By the time you’ve hit 16, you’ve started moaning that the oldsters had everything handed to them on a plate and no generation — absolutely none! — has ever had to go through the angst and problems that your generation, and your generation alone, face.
It’s entirely normal, and has probably been that way ever since we stopped dying of old age and rickets at the age of 40.
Generational spats are simply part of life and here’s the thing — both sides of the argument usually have a few points in their favour.
There is little doubt that the current crop of millennials have been given the rotten end of the stick. They’re the ones who can vaguely remember a time when their parents seemed loaded, everyone had money and the possibilities were endless.

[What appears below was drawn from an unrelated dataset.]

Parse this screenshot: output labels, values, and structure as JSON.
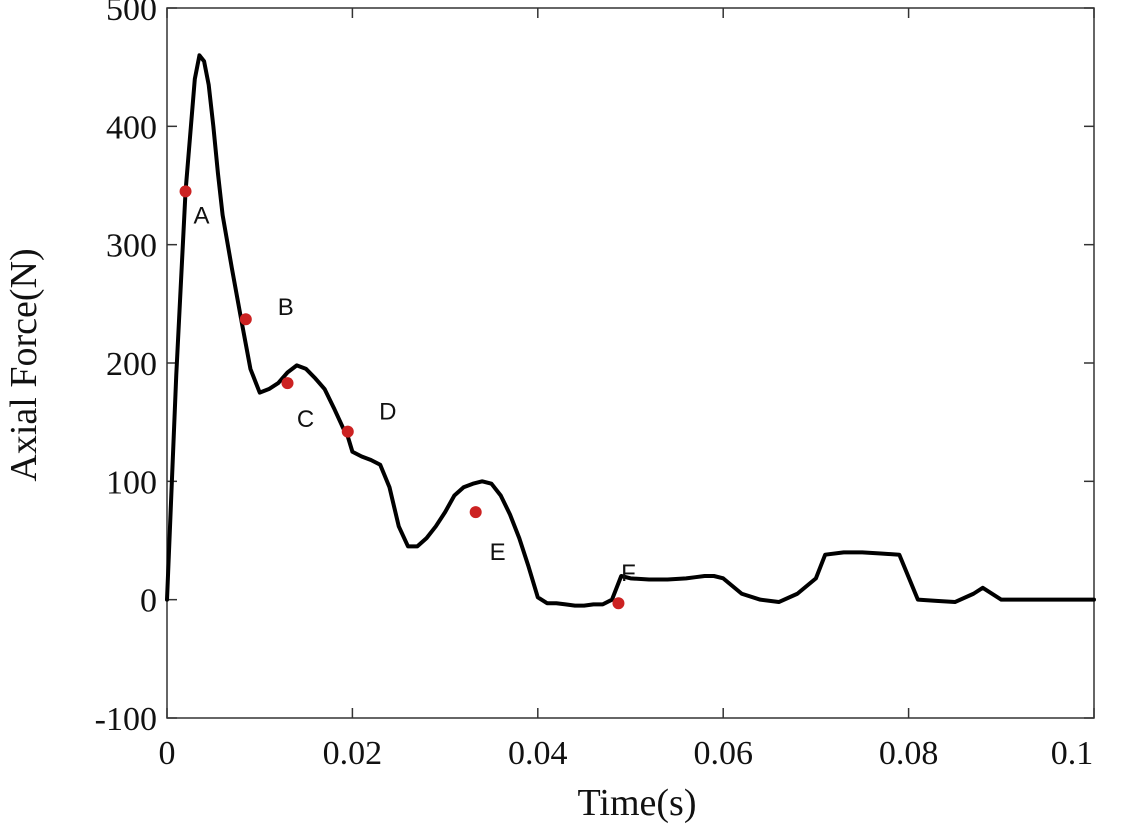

Then the country flew over the edge of the cliff and all those hopes and aspirations disappeared as quickly as their parent’s three-bedroom holiday home bought off the plans in Bulgaria.
That’s a raw deal for anyone to have to suffer.
As much as many of us have a massive degree of sympathy for those people who — rightly — feel as if they’ve had the rug pulled out from under their lives, there is also a rather wearisome degree of smug certitude displayed by so many of them.
That’s not unique to this generation, of course — after all, the hippies were quite certain they could change the world for the better. And look how well that ended up.
But the emergence of social media has now turned everyone into a philosopher/campaigner and the inevitable naïveté of youth is now amplified and multiplied and measured in likes and retweets.
Which brings me to the mess left behind at the Electric Picnic.
One estimate reckons that several million euro worth of camping gear, electronic equipment and other valuables were simply discarded by departing revellers, presumably on the understanding that someone else would pick up their rubbish.
It’s hardly the first festival site to be left looking like a bomb had hit it — although fan of hyperbole that I am, even I’d probably stop short of describing it as looking like a ‘nuclear holocaust’ — but the pictures and footage wouldn’t have received so much traction if so many of the EP-goers weren’t so bloody insufferable and self-righteous about everything.
I can’t be the only person who rolls their eyes whenever some kid starts to lecture everyone else about how their generation is different and, like, totally better than everything that has gone before them. But they seem to have a weird desire to start generational fights that they simply cannot hope to win.
Here’s the truth — we live in a disposable, shallow and trite age.
Maybe the limited number of characters you can use on Twitter has changed the architecture of the modern brain and we can now only understand soundbites. But for all the talk and blather we constantly hear about the environment — to use this particular example — we seem to have developed a culture where words mean more than actions.
How many of those who left their stuff behind them have happily signed petitions about the environment?
How many of the people who left their stuff behind them were quick to condemn Trump for backing out of the Paris climate accord? The environment isn’t some abstract concept. The environment is where you live, and you can spout all the hot air you like about the need to protect Mother Earth, but the first step begins with you cleaning up your own detritus.
Jordan Peterson has been widely accused/credited (delete according to political taste) of being two things — either a rabble rousing alt-right/Nazi demagogue, or the man who can save Western men.
He’s neither, as it happens. He’s just a bloke who espouses some rather unfashionable old-school common sense.
One of his arguments is that you can’t hope to save the planet if you can’t even clean your own room and while that might seem like Dad advice, it’s not wrong. It was certainly the first thought which struck me when I saw the pics of the carnage down in Stradbally the other morning.
It’s easy to protest against Trump, or to sign the latest petition to have someone you never met sacked from their job because they said something you didn’t like. But it’s hardly a formula for a successful life.
Similarly, the more you wallow in the bigger picture, the less attention you pay to the world that’s right under your nose.
Let’s put it this way, none of us has the power to change the environment.
But we can control our environment and that starts by taking care of the small stuff — first and foremost, the litter you create.
Of course, that doesn’t lend itself to a catchy hashtag or dressing like you’re in The Handmaid’s Tale.
But one simple rule remains unchanged no matter your age or generation — clean up after yourself.